White started his career playing the fiddle at square dances. He claimed to have met Charlie Patton early on, although some doubt has been cast upon this; Regardless, Patton was a large influence on White. White typically played slide guitar in an open tuning. He was one of the few, along with Skip James, to use a crossnote tuning in E minor, which he may have learned, as James did, from Henry Stuckey.
He first recorded for the Victor Records label in 1930. His recordings for Victor, like those of many other bluesmen, fluctuated between country blues and gospel numbers. Victor published his photograph in 1930. His gospel songs were done in the style of Blind Willie Johnson, with a female singer accentuating the last phrase of each line.
Nine years later, while serving time for assault, he recorded for folklorist John Lomax. The few songs he recorded around this time became his most well-known: “Shake 'Em On Down” and “Po' Boy”
Bob Dylan covered his song “Fixin' To Die Blues”, which aided a "rediscovery" of White in 1963 by guitarist John Fahey and ED Denson, which propelled him onto the folk revival scene of the 1960s. White had recorded the song simply because his other songs had not particularly impressed the Victor record producer. It was a studio composition of which White had thought little until it re-emerged thirty years later.
White was at one time managed by experienced blues manager Arne Brogger. Fahey and Denson found White easily enough: Fahey wrote a letter to "Bukka White (Old Blues Singer), c/o General Delivery, Aberdeen, Mississippi" Fahey had assumed, given White's song, "Aberdeen, Mississippi", that White still lived there, or nearby. The postcard was forwarded to Memphis, Tennessee, where White worked in a tank factory. Fahey and Denson soon traveled to meet White, and White and Fahey remained friends through the remainder of White's life. He recorded a new album for Denson and Fahey's Takoma Records, whilst Denson became his manager.
White was, later in life, also friends with fellow musician Furry Lewis. The two recorded, mostly in Lewis' Memphis apartment, an album together, Furry Lewis, Bukka White & Friends: Party! At Home.

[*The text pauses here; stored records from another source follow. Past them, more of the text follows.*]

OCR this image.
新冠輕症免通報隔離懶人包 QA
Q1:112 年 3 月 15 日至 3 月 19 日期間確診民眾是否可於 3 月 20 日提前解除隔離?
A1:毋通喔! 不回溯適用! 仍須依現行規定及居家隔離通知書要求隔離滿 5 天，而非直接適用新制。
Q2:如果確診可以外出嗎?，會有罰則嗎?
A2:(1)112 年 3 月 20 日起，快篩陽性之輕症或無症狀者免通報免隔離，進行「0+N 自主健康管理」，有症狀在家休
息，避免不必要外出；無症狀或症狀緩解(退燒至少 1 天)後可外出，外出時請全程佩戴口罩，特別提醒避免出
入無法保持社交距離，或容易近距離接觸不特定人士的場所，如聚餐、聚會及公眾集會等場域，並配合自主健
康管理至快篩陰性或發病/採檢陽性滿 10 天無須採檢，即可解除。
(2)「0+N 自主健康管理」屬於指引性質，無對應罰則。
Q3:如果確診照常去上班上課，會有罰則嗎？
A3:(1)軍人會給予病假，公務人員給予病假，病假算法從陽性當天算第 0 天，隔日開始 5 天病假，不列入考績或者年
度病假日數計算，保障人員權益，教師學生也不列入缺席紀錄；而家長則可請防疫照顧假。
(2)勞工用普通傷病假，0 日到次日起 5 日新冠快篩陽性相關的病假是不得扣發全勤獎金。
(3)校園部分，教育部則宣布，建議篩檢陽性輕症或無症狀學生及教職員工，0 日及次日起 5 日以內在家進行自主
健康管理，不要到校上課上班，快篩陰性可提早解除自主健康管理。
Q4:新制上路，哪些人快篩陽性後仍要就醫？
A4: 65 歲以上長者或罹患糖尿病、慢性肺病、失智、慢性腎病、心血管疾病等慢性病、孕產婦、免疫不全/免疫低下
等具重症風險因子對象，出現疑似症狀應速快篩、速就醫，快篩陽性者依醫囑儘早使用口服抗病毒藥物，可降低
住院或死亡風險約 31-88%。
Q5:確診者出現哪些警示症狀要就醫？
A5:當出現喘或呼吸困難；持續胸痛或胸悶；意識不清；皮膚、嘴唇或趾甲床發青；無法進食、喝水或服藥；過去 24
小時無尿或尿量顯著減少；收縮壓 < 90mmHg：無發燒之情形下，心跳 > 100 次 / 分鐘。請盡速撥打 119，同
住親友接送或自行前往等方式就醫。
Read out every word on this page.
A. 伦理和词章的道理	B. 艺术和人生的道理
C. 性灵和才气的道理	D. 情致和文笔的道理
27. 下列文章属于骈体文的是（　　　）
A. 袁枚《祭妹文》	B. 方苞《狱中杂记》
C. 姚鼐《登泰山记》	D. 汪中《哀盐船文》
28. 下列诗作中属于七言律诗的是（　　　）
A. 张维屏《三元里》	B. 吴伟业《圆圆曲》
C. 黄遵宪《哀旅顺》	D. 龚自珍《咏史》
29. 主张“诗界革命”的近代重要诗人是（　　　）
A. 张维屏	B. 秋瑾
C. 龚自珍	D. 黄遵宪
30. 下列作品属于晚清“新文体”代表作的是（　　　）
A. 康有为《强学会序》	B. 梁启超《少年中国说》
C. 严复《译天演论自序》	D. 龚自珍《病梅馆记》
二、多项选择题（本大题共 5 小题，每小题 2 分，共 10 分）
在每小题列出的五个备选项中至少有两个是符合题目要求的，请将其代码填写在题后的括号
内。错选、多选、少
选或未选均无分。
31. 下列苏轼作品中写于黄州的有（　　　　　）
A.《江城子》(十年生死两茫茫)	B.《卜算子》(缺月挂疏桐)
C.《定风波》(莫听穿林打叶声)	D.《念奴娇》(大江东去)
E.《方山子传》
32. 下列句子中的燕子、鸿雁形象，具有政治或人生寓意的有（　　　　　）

"Parchman Farm Blues" was about the Mississippi State Penitentiary (also known as Parchman Farm) in Sunflower County, Mississippi, was released on Harry Smith's “Anthology Of American Folk Music, Vol. 4” The song was covered by The Traits/aka Roy Head and the Traits with Johnny Winter in the late 1960s. His 1937 version of the oft-recorded song, "Shake 'Em On Down," is considered definitive, and became a hit while White was serving time in Parchman.
White died in February 1977 from cancer, at the age of 67, in Memphis, Tennessee. In 1990 he was posthumously inducted into the Blues Hall Of Fame (along with Blind Blake and Lonnie Johnson). On November 21, 2011, The Recording Academy announced that “Fixin' To Die Blues” was to be added to its 2012 list of Grammy Hall Of Fame recipients.